Apple announced last week it could begin a $100 billion capital return program for shareholders through increased dividends and stock buybacks. Monday, the company has filed paperwork with the SEC and looks to be working with investment firms for its debt offering. Interestingly though, Apple will not do so with its own $145 billion cash on hand. Instead the Cupertino-based company is looking to borrow $100 billion by issuing bonds.

Analysts suspect that Apple has just $45 billion, of the $145 billion, available in U.S. While the company could repatriate foreign funds back in to the U.S. it would have to do so at a very high tax rate and considering the weak Dollar, Apple would be better off to sit on those funds for awhile.

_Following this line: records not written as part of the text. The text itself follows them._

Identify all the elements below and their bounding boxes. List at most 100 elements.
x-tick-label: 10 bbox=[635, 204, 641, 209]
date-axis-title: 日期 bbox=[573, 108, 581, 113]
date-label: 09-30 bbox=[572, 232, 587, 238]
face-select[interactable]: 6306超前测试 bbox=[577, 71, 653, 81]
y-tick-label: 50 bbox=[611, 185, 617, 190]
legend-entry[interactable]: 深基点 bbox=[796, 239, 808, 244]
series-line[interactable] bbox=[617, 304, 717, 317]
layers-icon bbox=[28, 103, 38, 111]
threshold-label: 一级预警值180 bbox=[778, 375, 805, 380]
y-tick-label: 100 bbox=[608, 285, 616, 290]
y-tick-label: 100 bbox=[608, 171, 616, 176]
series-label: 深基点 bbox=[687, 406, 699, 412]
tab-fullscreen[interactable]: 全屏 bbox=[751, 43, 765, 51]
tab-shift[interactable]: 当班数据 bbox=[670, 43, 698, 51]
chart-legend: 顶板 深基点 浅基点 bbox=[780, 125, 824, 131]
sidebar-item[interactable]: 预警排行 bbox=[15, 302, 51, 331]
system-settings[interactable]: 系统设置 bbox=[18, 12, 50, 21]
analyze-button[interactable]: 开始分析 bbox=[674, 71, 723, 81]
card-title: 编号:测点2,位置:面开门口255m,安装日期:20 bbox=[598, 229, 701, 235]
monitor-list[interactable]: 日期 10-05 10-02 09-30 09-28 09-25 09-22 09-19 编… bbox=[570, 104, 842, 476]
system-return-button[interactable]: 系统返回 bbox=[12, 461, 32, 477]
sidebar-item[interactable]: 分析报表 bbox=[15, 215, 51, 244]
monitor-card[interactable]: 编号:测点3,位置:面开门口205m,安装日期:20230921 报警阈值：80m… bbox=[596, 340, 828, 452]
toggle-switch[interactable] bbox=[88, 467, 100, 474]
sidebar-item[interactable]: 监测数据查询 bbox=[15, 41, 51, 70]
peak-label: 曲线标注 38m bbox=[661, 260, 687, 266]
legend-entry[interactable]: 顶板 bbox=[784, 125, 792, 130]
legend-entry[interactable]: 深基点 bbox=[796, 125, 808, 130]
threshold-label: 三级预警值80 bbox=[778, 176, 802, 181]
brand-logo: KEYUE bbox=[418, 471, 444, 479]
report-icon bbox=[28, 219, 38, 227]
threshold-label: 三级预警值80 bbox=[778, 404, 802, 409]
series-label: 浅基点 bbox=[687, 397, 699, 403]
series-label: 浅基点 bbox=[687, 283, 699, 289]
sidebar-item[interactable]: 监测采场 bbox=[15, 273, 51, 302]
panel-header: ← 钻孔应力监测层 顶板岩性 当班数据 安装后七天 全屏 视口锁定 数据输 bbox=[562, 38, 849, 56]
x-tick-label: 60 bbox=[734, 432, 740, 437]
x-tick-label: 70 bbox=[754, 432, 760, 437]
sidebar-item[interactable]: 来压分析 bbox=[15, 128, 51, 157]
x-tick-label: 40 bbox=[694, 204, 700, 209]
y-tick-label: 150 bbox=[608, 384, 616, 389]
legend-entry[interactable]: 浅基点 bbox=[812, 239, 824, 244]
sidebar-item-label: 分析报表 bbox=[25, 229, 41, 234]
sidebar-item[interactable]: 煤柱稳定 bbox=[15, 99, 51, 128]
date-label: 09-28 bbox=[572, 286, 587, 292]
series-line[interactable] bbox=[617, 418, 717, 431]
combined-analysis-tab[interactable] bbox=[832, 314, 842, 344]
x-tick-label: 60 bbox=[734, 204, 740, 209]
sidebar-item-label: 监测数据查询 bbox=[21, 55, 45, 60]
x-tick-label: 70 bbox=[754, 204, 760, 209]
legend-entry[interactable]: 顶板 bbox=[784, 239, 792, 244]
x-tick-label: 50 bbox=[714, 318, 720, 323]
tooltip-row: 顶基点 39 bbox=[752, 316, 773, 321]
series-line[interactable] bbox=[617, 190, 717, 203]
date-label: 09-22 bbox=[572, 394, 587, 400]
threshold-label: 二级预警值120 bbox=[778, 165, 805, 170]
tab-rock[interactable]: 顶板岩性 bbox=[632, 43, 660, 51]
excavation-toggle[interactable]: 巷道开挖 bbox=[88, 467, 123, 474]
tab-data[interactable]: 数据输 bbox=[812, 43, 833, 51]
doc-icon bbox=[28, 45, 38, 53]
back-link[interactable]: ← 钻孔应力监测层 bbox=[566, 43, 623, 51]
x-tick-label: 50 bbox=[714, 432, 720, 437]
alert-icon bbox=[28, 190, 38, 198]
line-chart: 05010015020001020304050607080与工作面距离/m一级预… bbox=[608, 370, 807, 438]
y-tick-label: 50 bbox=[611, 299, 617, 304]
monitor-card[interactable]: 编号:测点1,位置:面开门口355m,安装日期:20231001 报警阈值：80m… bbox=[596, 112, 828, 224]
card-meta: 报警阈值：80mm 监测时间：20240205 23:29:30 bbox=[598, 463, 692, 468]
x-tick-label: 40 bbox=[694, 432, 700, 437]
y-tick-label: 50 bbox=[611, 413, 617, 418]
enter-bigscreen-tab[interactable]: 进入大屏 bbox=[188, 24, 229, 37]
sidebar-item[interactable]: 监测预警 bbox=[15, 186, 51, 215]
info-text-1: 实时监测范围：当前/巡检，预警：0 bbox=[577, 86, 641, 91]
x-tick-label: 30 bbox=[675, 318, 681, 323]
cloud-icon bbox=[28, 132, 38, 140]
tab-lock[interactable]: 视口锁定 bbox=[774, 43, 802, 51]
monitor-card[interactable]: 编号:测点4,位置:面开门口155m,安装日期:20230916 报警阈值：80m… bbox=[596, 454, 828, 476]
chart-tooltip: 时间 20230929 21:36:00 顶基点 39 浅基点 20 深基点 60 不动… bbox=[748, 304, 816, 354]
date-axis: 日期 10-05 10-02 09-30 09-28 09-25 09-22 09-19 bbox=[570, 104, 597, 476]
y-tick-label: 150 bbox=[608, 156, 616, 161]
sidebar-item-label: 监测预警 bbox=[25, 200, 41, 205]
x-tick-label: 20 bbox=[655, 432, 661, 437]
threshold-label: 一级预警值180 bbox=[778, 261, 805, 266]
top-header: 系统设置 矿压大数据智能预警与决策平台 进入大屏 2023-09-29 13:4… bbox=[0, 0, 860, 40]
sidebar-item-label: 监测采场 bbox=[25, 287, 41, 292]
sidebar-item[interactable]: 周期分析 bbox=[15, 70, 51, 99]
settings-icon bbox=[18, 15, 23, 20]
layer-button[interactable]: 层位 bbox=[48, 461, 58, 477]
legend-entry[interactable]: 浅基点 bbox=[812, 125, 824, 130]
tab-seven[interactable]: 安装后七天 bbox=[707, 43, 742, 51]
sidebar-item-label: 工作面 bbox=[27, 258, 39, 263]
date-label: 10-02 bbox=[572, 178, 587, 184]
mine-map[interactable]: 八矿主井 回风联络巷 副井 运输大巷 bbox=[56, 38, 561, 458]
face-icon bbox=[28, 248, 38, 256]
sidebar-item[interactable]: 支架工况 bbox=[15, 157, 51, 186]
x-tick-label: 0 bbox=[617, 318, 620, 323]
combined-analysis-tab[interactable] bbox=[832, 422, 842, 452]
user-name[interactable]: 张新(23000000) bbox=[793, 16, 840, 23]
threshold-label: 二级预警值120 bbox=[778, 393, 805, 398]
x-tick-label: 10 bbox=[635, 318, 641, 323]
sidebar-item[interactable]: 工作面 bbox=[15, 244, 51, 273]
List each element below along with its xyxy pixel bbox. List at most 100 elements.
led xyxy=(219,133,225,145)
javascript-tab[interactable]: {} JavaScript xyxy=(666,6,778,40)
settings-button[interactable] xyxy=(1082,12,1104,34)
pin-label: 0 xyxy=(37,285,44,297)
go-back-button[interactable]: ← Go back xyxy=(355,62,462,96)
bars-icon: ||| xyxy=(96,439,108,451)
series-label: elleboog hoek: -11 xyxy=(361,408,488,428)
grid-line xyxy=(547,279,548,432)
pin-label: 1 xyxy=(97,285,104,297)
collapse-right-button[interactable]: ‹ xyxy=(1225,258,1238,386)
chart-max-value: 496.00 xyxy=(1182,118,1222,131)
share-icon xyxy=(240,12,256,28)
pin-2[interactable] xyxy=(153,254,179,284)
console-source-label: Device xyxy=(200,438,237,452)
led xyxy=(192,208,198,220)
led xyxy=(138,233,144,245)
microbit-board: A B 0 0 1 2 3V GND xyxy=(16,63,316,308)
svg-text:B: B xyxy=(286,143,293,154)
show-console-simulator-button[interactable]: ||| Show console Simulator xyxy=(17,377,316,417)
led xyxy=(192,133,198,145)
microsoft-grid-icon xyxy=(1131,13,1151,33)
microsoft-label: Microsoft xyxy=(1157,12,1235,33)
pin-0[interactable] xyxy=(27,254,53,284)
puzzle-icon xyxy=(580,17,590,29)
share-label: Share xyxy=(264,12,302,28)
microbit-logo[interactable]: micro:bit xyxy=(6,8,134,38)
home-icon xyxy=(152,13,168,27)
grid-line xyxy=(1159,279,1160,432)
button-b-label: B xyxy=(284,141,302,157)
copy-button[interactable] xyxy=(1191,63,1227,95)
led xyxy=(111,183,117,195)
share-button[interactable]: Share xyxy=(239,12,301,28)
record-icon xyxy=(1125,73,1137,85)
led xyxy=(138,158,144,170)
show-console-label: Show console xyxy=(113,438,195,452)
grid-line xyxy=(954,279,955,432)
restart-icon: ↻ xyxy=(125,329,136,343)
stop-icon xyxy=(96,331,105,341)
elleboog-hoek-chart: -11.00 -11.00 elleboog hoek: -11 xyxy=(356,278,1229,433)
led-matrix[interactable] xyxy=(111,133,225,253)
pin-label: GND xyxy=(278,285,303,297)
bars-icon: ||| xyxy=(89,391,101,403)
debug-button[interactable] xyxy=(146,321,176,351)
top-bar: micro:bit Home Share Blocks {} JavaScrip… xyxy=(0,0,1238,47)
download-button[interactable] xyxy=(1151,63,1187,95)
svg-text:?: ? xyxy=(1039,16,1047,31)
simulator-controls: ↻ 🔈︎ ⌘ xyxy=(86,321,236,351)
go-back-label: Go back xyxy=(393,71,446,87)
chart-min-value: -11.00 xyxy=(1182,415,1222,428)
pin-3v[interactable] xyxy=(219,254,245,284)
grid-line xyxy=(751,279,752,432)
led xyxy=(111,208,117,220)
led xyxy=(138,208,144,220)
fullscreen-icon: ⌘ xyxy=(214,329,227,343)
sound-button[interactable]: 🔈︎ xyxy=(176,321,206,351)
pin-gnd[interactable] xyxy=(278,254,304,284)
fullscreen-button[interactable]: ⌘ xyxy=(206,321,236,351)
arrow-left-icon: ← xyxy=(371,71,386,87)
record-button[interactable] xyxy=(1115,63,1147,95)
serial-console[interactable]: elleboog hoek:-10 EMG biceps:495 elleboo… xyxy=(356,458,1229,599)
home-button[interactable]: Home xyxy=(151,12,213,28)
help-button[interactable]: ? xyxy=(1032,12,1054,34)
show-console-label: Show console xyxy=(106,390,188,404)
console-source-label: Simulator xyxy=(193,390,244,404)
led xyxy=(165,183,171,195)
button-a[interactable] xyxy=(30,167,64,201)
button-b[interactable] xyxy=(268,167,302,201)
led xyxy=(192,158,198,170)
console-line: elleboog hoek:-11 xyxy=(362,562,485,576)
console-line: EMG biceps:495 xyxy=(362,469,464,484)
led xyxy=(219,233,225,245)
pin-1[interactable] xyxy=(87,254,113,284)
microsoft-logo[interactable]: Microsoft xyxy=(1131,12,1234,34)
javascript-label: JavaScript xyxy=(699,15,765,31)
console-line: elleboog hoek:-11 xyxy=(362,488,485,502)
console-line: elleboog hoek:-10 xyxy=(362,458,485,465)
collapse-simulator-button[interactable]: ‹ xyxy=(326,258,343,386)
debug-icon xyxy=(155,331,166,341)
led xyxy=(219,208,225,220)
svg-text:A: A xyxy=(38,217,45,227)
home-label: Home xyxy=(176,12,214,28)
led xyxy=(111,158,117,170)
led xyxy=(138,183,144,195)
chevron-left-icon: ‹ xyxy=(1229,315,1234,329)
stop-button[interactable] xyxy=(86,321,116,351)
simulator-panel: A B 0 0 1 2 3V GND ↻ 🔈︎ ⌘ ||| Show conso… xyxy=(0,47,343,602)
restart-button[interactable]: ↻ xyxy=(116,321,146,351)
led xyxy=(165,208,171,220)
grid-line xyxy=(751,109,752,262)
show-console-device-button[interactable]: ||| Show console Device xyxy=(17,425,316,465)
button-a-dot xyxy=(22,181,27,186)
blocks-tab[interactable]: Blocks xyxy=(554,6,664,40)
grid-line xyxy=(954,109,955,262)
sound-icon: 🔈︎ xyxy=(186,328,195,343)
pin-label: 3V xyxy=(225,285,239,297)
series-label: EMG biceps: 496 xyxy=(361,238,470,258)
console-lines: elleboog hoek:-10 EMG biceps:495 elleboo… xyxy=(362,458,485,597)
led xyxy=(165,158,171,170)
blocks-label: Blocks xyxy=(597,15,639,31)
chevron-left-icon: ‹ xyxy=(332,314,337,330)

While Apple failed to receive a Triple A rating from debt agencies, many analysts expect Apple to garner cheaper rates than Microsoft (a solidly Triple A rated company). These low rates make it a great opportunity for Apple to borrow at this time.

Many industry observers, Apple CEO Tim Cook included, have stated this action, as well as declining revenues, reflect signs of a changing Apple.  Some analysts go as far as to state that Apple is now entering the maturation phase, and while the company will be profitable in the near future, the massive growth rates it has seen in the past five years are likely long gone. Cook though stated recently on the company’s quarterly earnings call that Apple is “hard at work on some amazing new hardware, software and services we can’t wait to introduce this fall and throughout 2014.”

Most analysts have been predicting Apple’s maturation phase for years now, its just that Apple has carved new market segments (e.g., iPods, digital distribution, iPhone, iPad) to prolong growth and buck traditional financial cycles. Are market patterns finally catching up to Apple or will the company announce new and exciting products to reinvigorate its line-up this fall?